Frankenstein et ses suites, L’Homme invisible, Dracula interprété par Bela Lugosi… ils sont tous au rendez-vous des années 30 et rencontrent un franc succès. Mais la meilleure scène horrifique de cette période est peut-être à chercher du côté de Blanche-Neige et les Sept Nains !

L’affaire semblait pourtant entendue : un long-métrage d’animation ne pouvait s’apparenter qu’à une épuisante succession de sketchs. Si le film a triomphé contre toute attente, au point de donner à la technique ses lettres de noblesse, c’est parce qu’il a su s’adresser à tous. Quitte à oser flanquer la trouille à son public, notamment dans la scène glaçante de la transformation de la reine…

Une scène-clé spécifiquement voulue par Disney

Trois ans de développement, 750 artistes et un studio proche de l’éruption : on le sait, Walt Disney croit suffisamment en son bébé pour tout lui sacrifier. Chaque seconde de film réclame énormément de temps et d’argent. De 250.000 dollars initialement prévus, le budget est quasiment multiplié par six ! Chaque séquence doit donc être soigneusement pesée en amont, histoire de ne pas dilapider des mois de travail.

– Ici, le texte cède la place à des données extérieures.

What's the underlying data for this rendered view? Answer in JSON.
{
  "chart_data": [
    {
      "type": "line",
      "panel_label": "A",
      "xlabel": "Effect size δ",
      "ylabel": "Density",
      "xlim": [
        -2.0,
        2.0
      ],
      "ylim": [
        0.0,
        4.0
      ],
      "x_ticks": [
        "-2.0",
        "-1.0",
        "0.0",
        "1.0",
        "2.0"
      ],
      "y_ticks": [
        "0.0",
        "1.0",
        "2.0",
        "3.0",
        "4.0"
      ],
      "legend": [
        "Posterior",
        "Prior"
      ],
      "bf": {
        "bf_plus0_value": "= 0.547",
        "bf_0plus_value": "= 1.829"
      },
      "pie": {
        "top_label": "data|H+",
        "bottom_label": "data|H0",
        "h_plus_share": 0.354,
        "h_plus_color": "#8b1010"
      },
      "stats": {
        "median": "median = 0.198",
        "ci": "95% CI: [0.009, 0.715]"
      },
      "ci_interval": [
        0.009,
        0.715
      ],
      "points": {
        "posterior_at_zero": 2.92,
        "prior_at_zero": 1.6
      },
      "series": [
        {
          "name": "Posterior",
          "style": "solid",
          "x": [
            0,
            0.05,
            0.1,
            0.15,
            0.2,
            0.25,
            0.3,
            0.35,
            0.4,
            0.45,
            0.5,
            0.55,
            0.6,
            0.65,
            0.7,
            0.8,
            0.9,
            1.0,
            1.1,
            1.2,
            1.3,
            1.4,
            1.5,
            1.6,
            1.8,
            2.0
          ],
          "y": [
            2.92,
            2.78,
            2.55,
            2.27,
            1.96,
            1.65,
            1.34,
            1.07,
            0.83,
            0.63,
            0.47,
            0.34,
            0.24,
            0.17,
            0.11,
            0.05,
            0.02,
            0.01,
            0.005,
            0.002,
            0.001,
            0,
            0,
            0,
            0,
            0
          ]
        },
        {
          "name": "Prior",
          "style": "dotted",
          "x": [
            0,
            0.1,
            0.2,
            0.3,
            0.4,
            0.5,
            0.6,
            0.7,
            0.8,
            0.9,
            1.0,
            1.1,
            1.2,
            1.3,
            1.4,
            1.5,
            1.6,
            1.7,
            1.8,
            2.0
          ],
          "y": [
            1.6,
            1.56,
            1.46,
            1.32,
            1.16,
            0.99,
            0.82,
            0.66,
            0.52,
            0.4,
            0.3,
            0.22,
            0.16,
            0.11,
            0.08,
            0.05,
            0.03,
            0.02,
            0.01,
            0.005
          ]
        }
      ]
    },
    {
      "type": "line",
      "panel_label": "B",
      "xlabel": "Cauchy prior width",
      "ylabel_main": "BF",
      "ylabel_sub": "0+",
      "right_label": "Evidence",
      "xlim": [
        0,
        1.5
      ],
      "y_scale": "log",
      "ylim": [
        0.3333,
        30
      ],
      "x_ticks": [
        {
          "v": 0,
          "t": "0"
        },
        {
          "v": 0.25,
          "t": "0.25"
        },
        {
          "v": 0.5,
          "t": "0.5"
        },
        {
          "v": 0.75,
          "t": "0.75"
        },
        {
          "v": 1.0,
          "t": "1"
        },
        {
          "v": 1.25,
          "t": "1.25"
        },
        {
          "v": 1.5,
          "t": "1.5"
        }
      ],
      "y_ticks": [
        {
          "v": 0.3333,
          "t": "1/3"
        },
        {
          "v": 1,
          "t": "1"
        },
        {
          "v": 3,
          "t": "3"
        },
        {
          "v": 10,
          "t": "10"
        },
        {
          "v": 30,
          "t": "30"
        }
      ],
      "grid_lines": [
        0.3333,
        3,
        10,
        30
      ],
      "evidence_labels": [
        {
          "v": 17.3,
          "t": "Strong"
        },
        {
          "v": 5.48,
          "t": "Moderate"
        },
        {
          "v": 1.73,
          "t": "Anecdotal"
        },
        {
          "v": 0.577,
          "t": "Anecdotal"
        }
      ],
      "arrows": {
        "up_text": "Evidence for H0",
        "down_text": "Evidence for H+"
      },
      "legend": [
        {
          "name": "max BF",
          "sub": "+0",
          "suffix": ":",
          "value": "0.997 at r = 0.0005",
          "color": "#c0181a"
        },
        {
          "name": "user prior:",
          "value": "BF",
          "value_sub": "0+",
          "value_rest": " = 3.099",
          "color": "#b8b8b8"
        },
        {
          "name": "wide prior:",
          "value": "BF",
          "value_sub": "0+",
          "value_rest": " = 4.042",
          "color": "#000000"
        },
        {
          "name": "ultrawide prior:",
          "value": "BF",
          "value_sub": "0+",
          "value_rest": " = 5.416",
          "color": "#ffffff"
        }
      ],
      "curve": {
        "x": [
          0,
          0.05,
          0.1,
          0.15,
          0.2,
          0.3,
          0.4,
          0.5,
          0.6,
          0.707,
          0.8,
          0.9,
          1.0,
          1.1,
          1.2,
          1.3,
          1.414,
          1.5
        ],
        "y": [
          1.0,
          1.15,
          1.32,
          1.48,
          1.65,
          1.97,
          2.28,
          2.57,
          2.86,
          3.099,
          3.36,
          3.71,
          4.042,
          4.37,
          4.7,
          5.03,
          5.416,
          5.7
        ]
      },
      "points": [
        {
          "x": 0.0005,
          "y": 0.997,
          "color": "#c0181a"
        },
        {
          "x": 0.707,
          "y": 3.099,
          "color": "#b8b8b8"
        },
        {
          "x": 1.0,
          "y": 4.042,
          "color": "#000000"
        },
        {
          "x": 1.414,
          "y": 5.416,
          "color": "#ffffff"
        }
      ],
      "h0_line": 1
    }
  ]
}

Parmi les coupes nécessaires par rapport au conte de Grimm, le temps d’écran de la reine est logiquement raccourci. Ses méfaits en sont d’autant amoindris : plusieurs tentatives de meurtre, par corsage et peigne interposés, sont évacuées.

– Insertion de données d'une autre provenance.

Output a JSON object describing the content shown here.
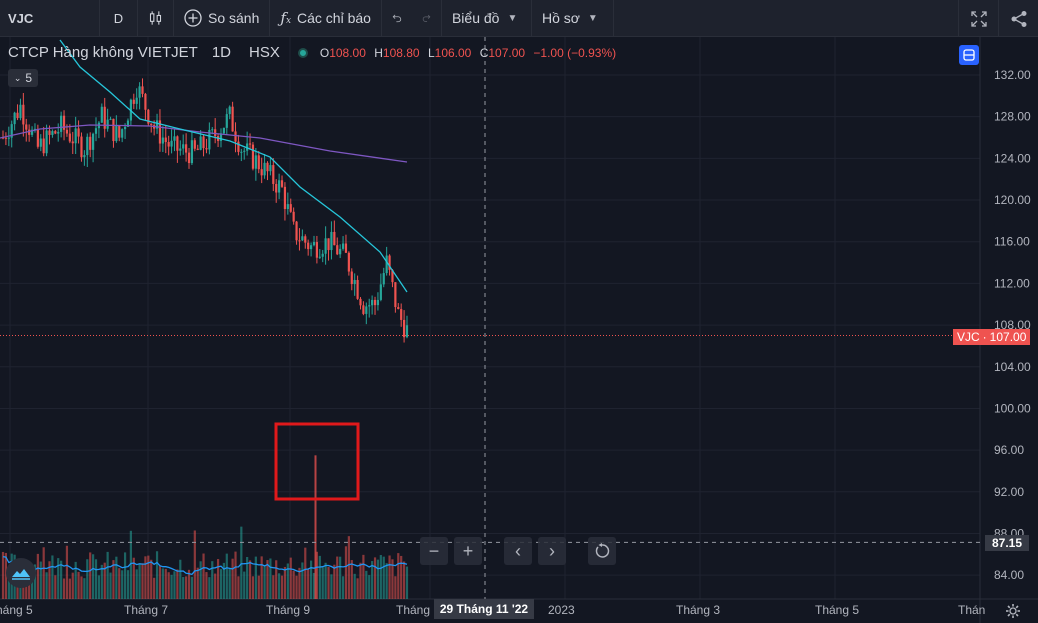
{
  "toolbar": {
    "symbol": "VJC",
    "interval": "D",
    "compare_label": "So sánh",
    "indicators_label": "Các chỉ báo",
    "chart_label": "Biểu đồ",
    "profile_label": "Hồ sơ"
  },
  "legend": {
    "name": "CTCP Hàng không VIETJET",
    "interval": "1D",
    "exchange": "HSX",
    "o_key": "O",
    "o_val": "108.00",
    "h_key": "H",
    "h_val": "108.80",
    "l_key": "L",
    "l_val": "106.00",
    "c_key": "C",
    "c_val": "107.00",
    "change": "−1.00 (−0.93%)",
    "indicator_count": "5"
  },
  "price_axis": {
    "ticks": [
      "132.00",
      "128.00",
      "124.00",
      "120.00",
      "116.00",
      "112.00",
      "108.00",
      "104.00",
      "100.00",
      "96.00",
      "92.00",
      "88.00",
      "84.00"
    ],
    "last_symbol": "VJC",
    "last_price": "107.00",
    "crosshair_price": "87.15"
  },
  "time_axis": {
    "labels": [
      "háng 5",
      "Tháng 7",
      "Tháng 9",
      "Tháng",
      "2023",
      "Tháng 3",
      "Tháng 5",
      "Thán"
    ],
    "crosshair_date": "29 Tháng 11 '22"
  },
  "colors": {
    "up": "#26a69a",
    "down": "#ef5350",
    "ma_fast": "#26c6da",
    "ma_slow": "#7e57c2",
    "volume_ma": "#2196f3",
    "highlight": "#e0191b"
  },
  "chart_data": {
    "type": "candlestick",
    "symbol": "VJC",
    "y_axis_range": [
      82,
      134
    ],
    "last_close": 107.0,
    "crosshair_price": 87.15,
    "crosshair_date": "29 Tháng 11 '22"
  }
}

Pour compenser, il faut une scène percutante, susceptible de marquer les esprits et l’ériger au rang de méchante légendaire. Ce sera la transformation en sorcière, inventée spécialement pour l’adaptation. On la retrouve dès les premières ébauches de scénario en 1934, le déguisement de vendeuse devenant une métamorphose en bonne et due forme.

La fiancée de Frankenstein

Exit la beauté glaciale inspirée de Joan Crawford : il faut faire muter brutalement son apparence, un peu à la manière d’un loup-garou. Les animateurs sont incités à puiser dans les films d’horreur qui pullulent, notamment le Dr Jekyll et Mister Hyde de 1931 de Rouben Mamoulian, mais aussi celui de 1920.

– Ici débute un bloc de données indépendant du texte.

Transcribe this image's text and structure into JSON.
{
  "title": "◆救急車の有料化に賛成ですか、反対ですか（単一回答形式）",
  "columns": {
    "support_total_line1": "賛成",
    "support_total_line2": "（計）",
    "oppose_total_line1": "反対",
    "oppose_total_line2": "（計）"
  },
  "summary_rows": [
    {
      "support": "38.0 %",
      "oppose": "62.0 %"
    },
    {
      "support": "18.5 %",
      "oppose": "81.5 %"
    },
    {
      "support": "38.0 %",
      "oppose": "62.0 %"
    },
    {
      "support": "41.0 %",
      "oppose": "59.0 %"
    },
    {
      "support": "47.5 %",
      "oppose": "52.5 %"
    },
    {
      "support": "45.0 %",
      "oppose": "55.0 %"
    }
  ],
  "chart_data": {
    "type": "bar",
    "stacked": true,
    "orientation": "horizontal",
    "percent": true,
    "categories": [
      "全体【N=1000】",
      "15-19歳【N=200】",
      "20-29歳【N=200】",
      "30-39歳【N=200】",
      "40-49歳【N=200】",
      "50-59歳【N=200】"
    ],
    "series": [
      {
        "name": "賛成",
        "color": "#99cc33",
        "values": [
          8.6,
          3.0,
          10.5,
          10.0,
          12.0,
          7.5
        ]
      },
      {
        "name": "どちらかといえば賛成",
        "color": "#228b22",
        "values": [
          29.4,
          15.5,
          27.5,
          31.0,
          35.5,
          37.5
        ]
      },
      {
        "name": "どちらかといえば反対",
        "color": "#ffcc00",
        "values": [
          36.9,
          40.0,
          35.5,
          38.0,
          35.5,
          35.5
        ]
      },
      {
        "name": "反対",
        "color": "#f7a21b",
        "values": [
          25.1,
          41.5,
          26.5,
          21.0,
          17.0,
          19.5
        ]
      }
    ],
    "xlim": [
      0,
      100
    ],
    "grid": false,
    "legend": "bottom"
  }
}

Cette bascule horrifique n’arrive pas tout à fait de nulle part. Contrastant avec les sérénades sirupeuses ou les gaffes des nains, la fuite dans la forêt flirte déjà avec la fantasmagorie : la panique de Blanche-Neige contamine l’écran, la flore semble devenir hostile et les arbres tentent de s’emparer d’elle.

Le fantôme vivant

L’effet d’anticipation

Le miroir vient de vendre la mèche : Blanche-Neige a survécu et irradie de sa beauté insolente au fond des bois. C’en est trop : comprenant qu’elle a été dupée, la reine se dirige d’un pas furieux vers son laboratoire et sa scène d’anthologie. Celle-ci est animée par Art Babbitt et Joe Grant.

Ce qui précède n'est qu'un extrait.